On the ballot for the first time in 2021 is Mark Buehrle, A.J. Burnett, Michael Cuddyer, Dan Haren, LaTroy Hawkins, Tim Hudson, Torri Hunter, Aramis Ramirez, Nick Swisher, Shane Victorino and Barry Zito.
That’s a pretty impressive list of decorated players… for almost anything but the Hall of Fame.
It’s safe to say this year will be the first time since 2013 where no first timers get in. The more pertinent question: Will any stay on the ballot?
Voting rules stipulate a player must receive at least five per cent to remain eligible for next year. As of Monday, Buehrle (7.7), Hudson (3.8) and Hunter (4.9) have a shot. Hawkins and Ramirez (0.5) have just one public vote apiece while Haren, Cuddyer, Swisher, Victorino, Zito and Burnett don’t have any.
But don’t forget how good these players were. They have 29 All-Star appearances between them and played massive roles on their respective teams throughout their lengthy careers.
Cooperstown isn’t easy to get into and it isn’t supposed to be.
4. Middle eligibility candidates gaining steam
Last year, none of Todd Helton (29.2), Gary Sheffield (30.5), Scott Rolen (35.3), Billy Wagner (31.7) or Andruw Jones (19.4) came all that close to gaining entry.
And they probably won’t in 2021 either. But every single one of them is making strides.

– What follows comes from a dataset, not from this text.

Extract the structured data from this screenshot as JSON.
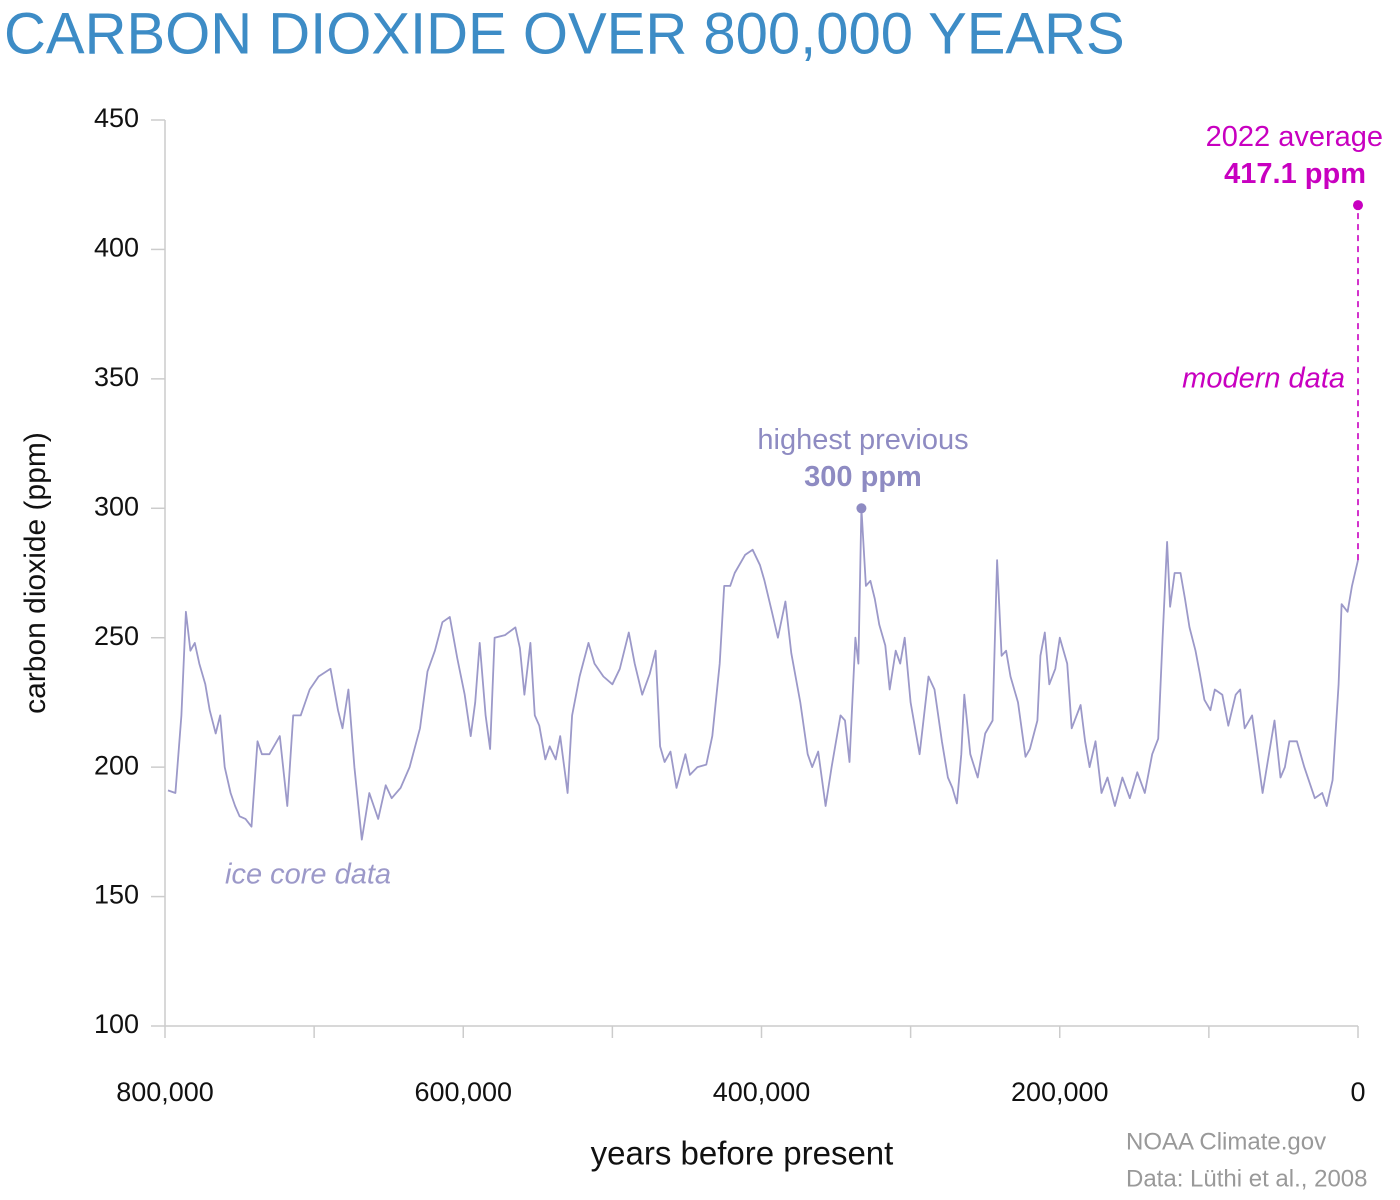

All five have double-digit percentage point gains and Jones, Helton and Rolen all had 20-plus point bumps as of Monday according to Thibodaux. Again, that’s likely to decrease at Tuesday’s reveal, but it’s a very favourable trend for those three, especially considering they’re all in the middle stages of eligibility.
Some context: Larry Walker finished with just 34.1 per cent of the vote in 2018. Two years later, he was in.
As the years go on, don’t be shocked if any – or all – of these players gain induction.
5. What about next year?
It’s only fitting that the final year of BBWAA eligibility for Bonds and Clemens is the first year for Alex Rodriguez and David Ortiz.
All four players can be painted with the same brush – their numbers, legacies and accomplishments should make them first-ballot inductees. But it’s more complicated than that. Probably even more so with Rodriguez and Ortiz.
Both were named in the Mitchell Report – a list of players that tested positive for PEDs in 2003 that was eventually released four years later – and Rodriguez was suspended the entire 2014 season for his involvement in the Biogenesis scandal. In theory, they’re just as easy to associate with PEDs than Bonds and Clemens – and Rodriguez probably even more so.
A-Rod has restored his reputation in recent years and is fairly popular as a broadcaster in ESPN's Sunday Night Baseball booth. Ortiz, also having worked in baseball media since his retirement, was a fan favourite almost anywhere not named New York throughout his career. Will that matter? Should it?
Like everything else with regards to Hall of Fame voting, it's open for interpretation.
Also on the ballot for the first time in 2022 includes Jimmy Rollins, Ryan Howard, Mark Teixiera, Carl Crawford, Prince Fielder and Canadian Justin Morneau.